The proteins in the photoreceptor cells in the retina are also slightly different, they are more sensitive to green light in the dorsal retina and more sensitive to yellow light in the ventral retina, because fish often live in muddy environments, such as mangroves, and this is believed to improve vision in water. turbidity.
4. Mantis shrimp
Among all the eyes in the animal kingdom, the most complex that we know belongs to a marine crustacean of oropods that lives at the bottom, and spends its life in burrows among the rocks at the bottom of the sea. It may be called the mantis shrimps, which is a family of arthropods Corticosteroids or what is known as plenums of the thyroid.
The mantis shrimp is considered one of the most accurate sighting creatures on Earth, due to its ability to see even highly complex light beams. It has photoreceptors that see all things; Each eye is fixed on a leg, and can be moved independently, and each eye has the ability to perceive depth.
It has the usual color photoreceptors, can see 5 different ultraviolet frequency bands, and, moreover, can see polarized light; Any direction of vibrations of the wave of light propagation, which is the only animal we know that can see circularly polarized light. In fact, we don’t know why the mantis shrimp needs such complex visual organs, because it is very difficult for us to visualize what it sees.
Chitons are marine mollusks of a class of multi-shell chitons, which contain a shell of 8 separate plates or valves. These plates overlap slightly at the front and rear edges, providing protection, while at the same time allowing the chiton to flex, as well as allowing the animal to turn into a ball when moving away from the rocks.
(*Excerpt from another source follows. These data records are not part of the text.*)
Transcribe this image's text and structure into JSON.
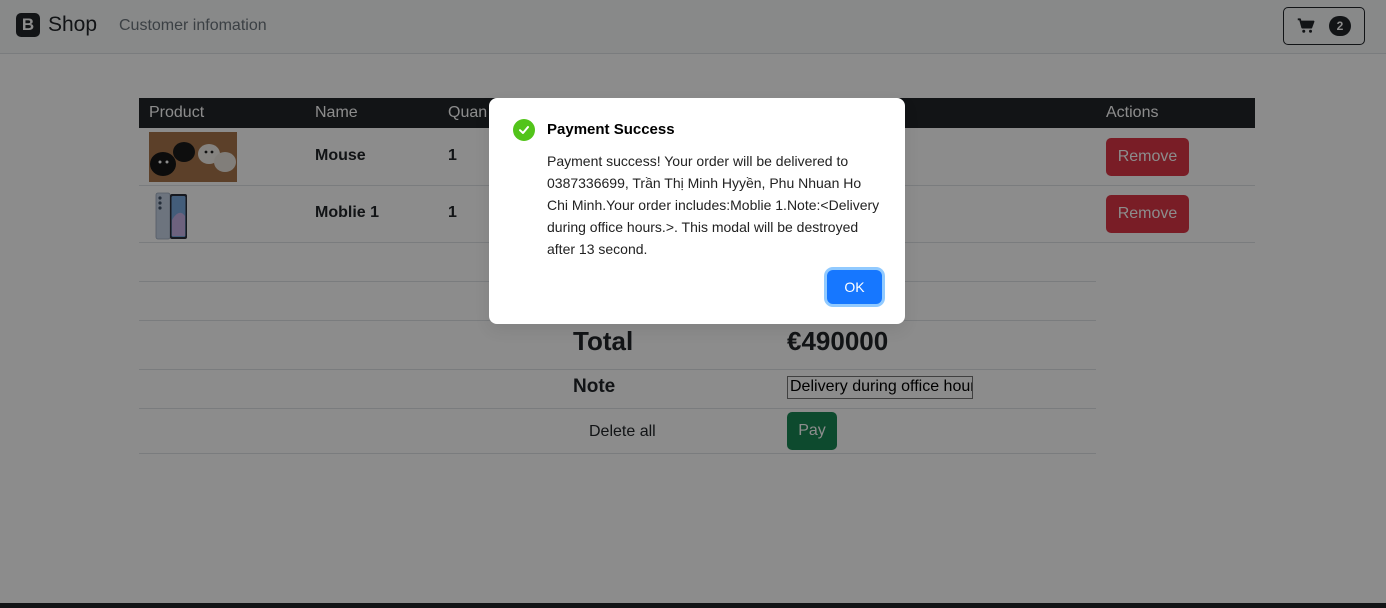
{
  "navbar": {
    "brand_logo": "B",
    "brand_text": "Shop",
    "nav_link": "Customer infomation",
    "cart_count": "2"
  },
  "table": {
    "headers": [
      "Product",
      "Name",
      "Quan",
      "Actions"
    ],
    "rows": [
      {
        "name": "Mouse",
        "quantity": "1",
        "action": "Remove"
      },
      {
        "name": "Moblie 1",
        "quantity": "1",
        "action": "Remove"
      }
    ]
  },
  "summary": {
    "total_label": "Total",
    "total_value": "€490000",
    "note_label": "Note",
    "note_value": "Delivery during office hours.",
    "delete_all": "Delete all",
    "pay": "Pay"
  },
  "modal": {
    "title": "Payment Success",
    "message": "Payment success! Your order will be delivered to 0387336699, Trần Thị Minh Hyyền, Phu Nhuan Ho Chi Minh.Your order includes:Moblie 1.Note:<Delivery during office hours.>. This modal will be destroyed after 13 second.",
    "ok": "OK"
  }
}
It was believed that the chiton had no eyes or antennae, but the polyplacour chiton had eyes built into its shields and made of metal; More specifically, it is a type of calcium carbonate known as aragonite.
The simple eyes of the chiton, scattered on the surface of its shell along with hundreds of sensory organs, consist of an aragonite lens covered with a cornea, and a kind of retina, and these tiny primitive organs can actually analyze images, to the surprise of scientists.
What we don’t know is how this visual information is processed by the brains, but this information can help us better understand some of the paths that evolution took in the past, so understanding it can tell us a lot about how vision evolved on Earth, in all its fascinating complexity.